18

Приближалась пасха. Она доставила мне много мелких хлопот. Я отпросилась на день со службы, чтобы прибраться дома. Постирала белье и повесила его сушиться во дворе, проветрила и прибрала комнату, чинила одежду и штопала чулки, но немало еще осталось несделанного.

Из-за какого-то пустяка у нас вспыхнула крупная ссора с хозяйкой. Старуха ругала меня, как могла, и велела убираться с квартиры. Таких, как мы, красных, она терпеть не может. Мы-де хотели спалить ее дом и не собираемся платить за убытки. Я ответила, что мы сами пострадали в несколько раз больше, а кто нам заплатит, но до старухи это не дошло, она стояла на своем. Наглая была старуха. Хотя и хвалилась, что знает десять языков, но душевных знаний у нее не было ни на грош. Жила, словно старая ведьма, со своими кошками и собаками. Я плакала и в душе желала, чтобы она сполна получила обратно все то плохое, чего накликает на нас.

В обед я рассказала все Конраду, и он обещал немедленно подыскать новую квартиру. Однако до этого нам пришлось пережить в старой квартире еще несколько неприятностей. Над нашей головой будто тяготело какое-то проклятие, и я готова была верить, что это «злой глаз» квартирной хозяйки приносит нам несчастье. Я тосковала по новому, спокойному окружению, по новым, хорошим людям.

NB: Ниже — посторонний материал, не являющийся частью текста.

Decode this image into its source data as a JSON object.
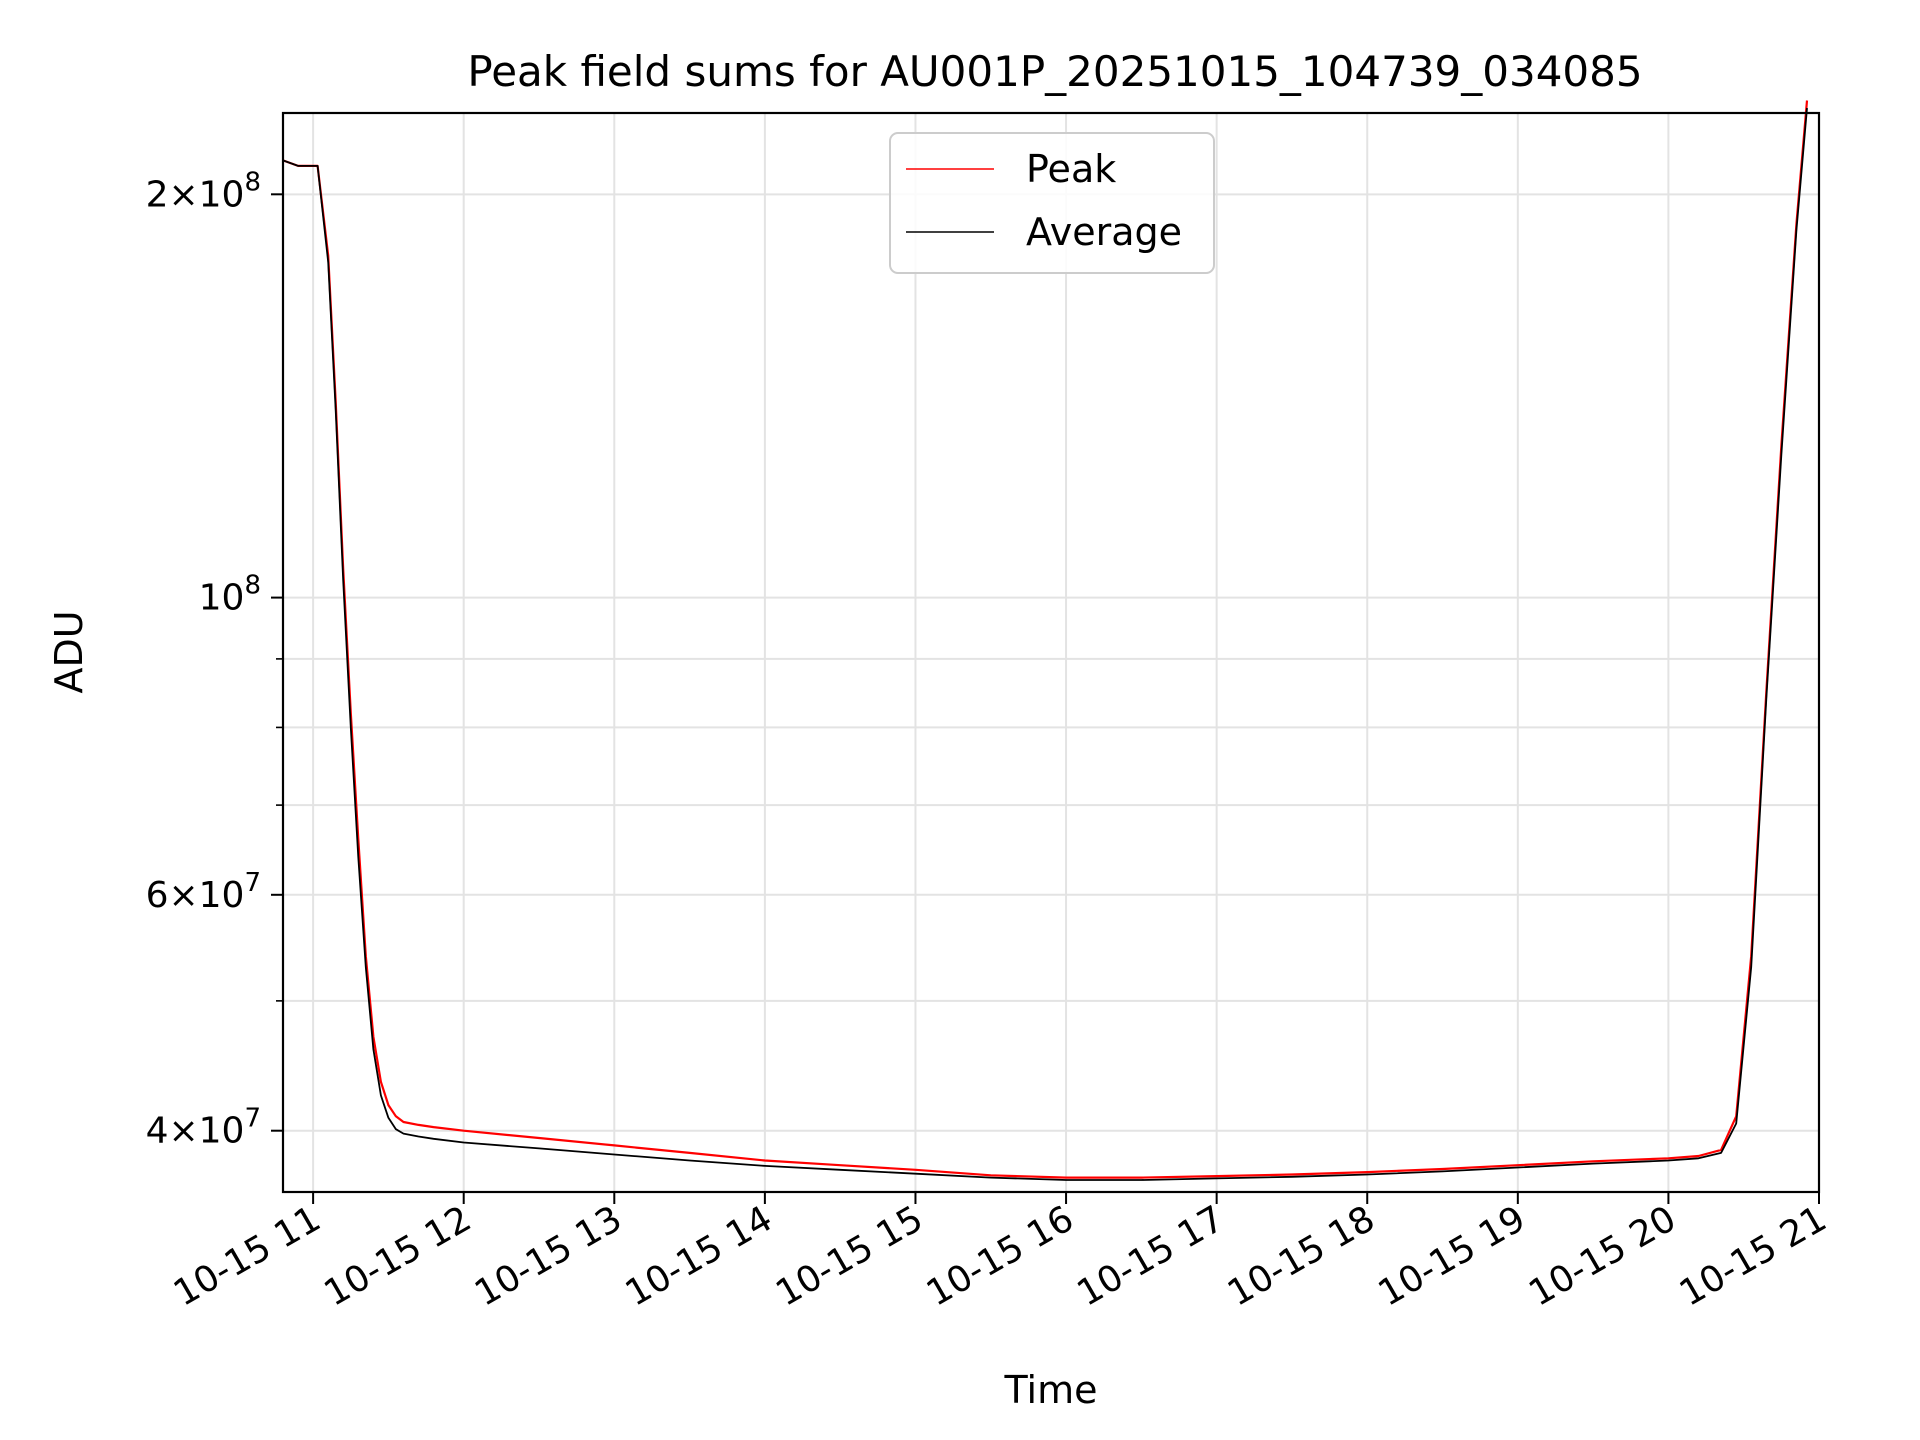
{
  "chart_data": {
    "type": "line",
    "title": "Peak field sums for AU001P_20251015_104739_034085",
    "xlabel": "Time",
    "ylabel": "ADU",
    "yscale": "log",
    "grid": true,
    "legend_position": "top-center",
    "xlim": [
      10.8,
      21.0
    ],
    "ylim": [
      36000000,
      230000000
    ],
    "x_unit": "hours on 2025-10-15",
    "xticks": [
      {
        "value": 11,
        "label": "10-15 11"
      },
      {
        "value": 12,
        "label": "10-15 12"
      },
      {
        "value": 13,
        "label": "10-15 13"
      },
      {
        "value": 14,
        "label": "10-15 14"
      },
      {
        "value": 15,
        "label": "10-15 15"
      },
      {
        "value": 16,
        "label": "10-15 16"
      },
      {
        "value": 17,
        "label": "10-15 17"
      },
      {
        "value": 18,
        "label": "10-15 18"
      },
      {
        "value": 19,
        "label": "10-15 19"
      },
      {
        "value": 20,
        "label": "10-15 20"
      },
      {
        "value": 21,
        "label": "10-15 21"
      }
    ],
    "yticks_major": [
      {
        "value": 40000000,
        "base": "4",
        "times": "×",
        "ten": "10",
        "exp": "7"
      },
      {
        "value": 60000000,
        "base": "6",
        "times": "×",
        "ten": "10",
        "exp": "7"
      },
      {
        "value": 100000000,
        "base": "",
        "times": "",
        "ten": "10",
        "exp": "8"
      },
      {
        "value": 200000000,
        "base": "2",
        "times": "×",
        "ten": "10",
        "exp": "8"
      }
    ],
    "yticks_minor": [
      50000000,
      70000000,
      80000000,
      90000000
    ],
    "series": [
      {
        "name": "Peak",
        "color": "#ff0000",
        "x": [
          10.8,
          10.9,
          11.03,
          11.1,
          11.15,
          11.2,
          11.25,
          11.3,
          11.35,
          11.4,
          11.45,
          11.5,
          11.55,
          11.6,
          11.7,
          11.8,
          12.0,
          12.5,
          13.0,
          13.5,
          14.0,
          14.5,
          15.0,
          15.5,
          16.0,
          16.5,
          17.0,
          17.5,
          18.0,
          18.5,
          19.0,
          19.5,
          20.0,
          20.2,
          20.35,
          20.45,
          20.55,
          20.65,
          20.75,
          20.85,
          20.92
        ],
        "y": [
          212000000,
          210000000,
          210000000,
          180000000,
          140000000,
          105000000,
          82000000,
          66000000,
          54000000,
          47000000,
          43500000,
          41800000,
          41000000,
          40600000,
          40400000,
          40250000,
          40000000,
          39500000,
          39000000,
          38500000,
          38000000,
          37700000,
          37400000,
          37050000,
          36900000,
          36900000,
          37000000,
          37100000,
          37250000,
          37450000,
          37700000,
          37950000,
          38150000,
          38300000,
          38700000,
          41000000,
          54000000,
          85000000,
          130000000,
          190000000,
          235000000
        ]
      },
      {
        "name": "Average",
        "color": "#000000",
        "x": [
          10.8,
          10.9,
          11.03,
          11.1,
          11.15,
          11.2,
          11.25,
          11.3,
          11.35,
          11.4,
          11.45,
          11.5,
          11.55,
          11.6,
          11.7,
          11.8,
          12.0,
          12.5,
          13.0,
          13.5,
          14.0,
          14.5,
          15.0,
          15.5,
          16.0,
          16.5,
          17.0,
          17.5,
          18.0,
          18.5,
          19.0,
          19.5,
          20.0,
          20.2,
          20.35,
          20.45,
          20.55,
          20.65,
          20.75,
          20.85,
          20.92
        ],
        "y": [
          212000000,
          210000000,
          210000000,
          178000000,
          138000000,
          103000000,
          80000000,
          64000000,
          53000000,
          46000000,
          42500000,
          40900000,
          40100000,
          39800000,
          39600000,
          39450000,
          39200000,
          38800000,
          38400000,
          38000000,
          37650000,
          37400000,
          37150000,
          36900000,
          36750000,
          36750000,
          36850000,
          36950000,
          37100000,
          37300000,
          37550000,
          37800000,
          38000000,
          38150000,
          38500000,
          40500000,
          53000000,
          84000000,
          128000000,
          188000000,
          232000000
        ]
      }
    ],
    "legend": [
      {
        "label": "Peak",
        "color": "#ff0000"
      },
      {
        "label": "Average",
        "color": "#000000"
      }
    ]
  }
}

Под вечер в тот день я пошла в город, чтобы отдать в переделку шляпку и починить туфли. Когда я вернулась, хозяйка встретила меня ядовитой, многозначительной усмешкой: оказывается, приходил какой-то офицер, посидел немного в нашей комнате, расспрашивал кое о чем. Я догадалась: это был Куста Убалехт; догадалась и о том, что хозяйка на свой лад «просветила» его. Злоба и горечь поднялись во мне. «Не понимаю, — размышляла я, — зачем этот человек шляется за мной. Думает, что я какая-нибудь легкомысленная девчонка. Нет, я не позволю играть с собой. Пусть отправляется к своим светским дамам или в известное заведение, а меня оставит в покое. Верно сказал недавно Конрад: они хотят и в рабочих семьях посеять супружескую неверность и распутство. Но пускай не надеются: мы с ними справимся».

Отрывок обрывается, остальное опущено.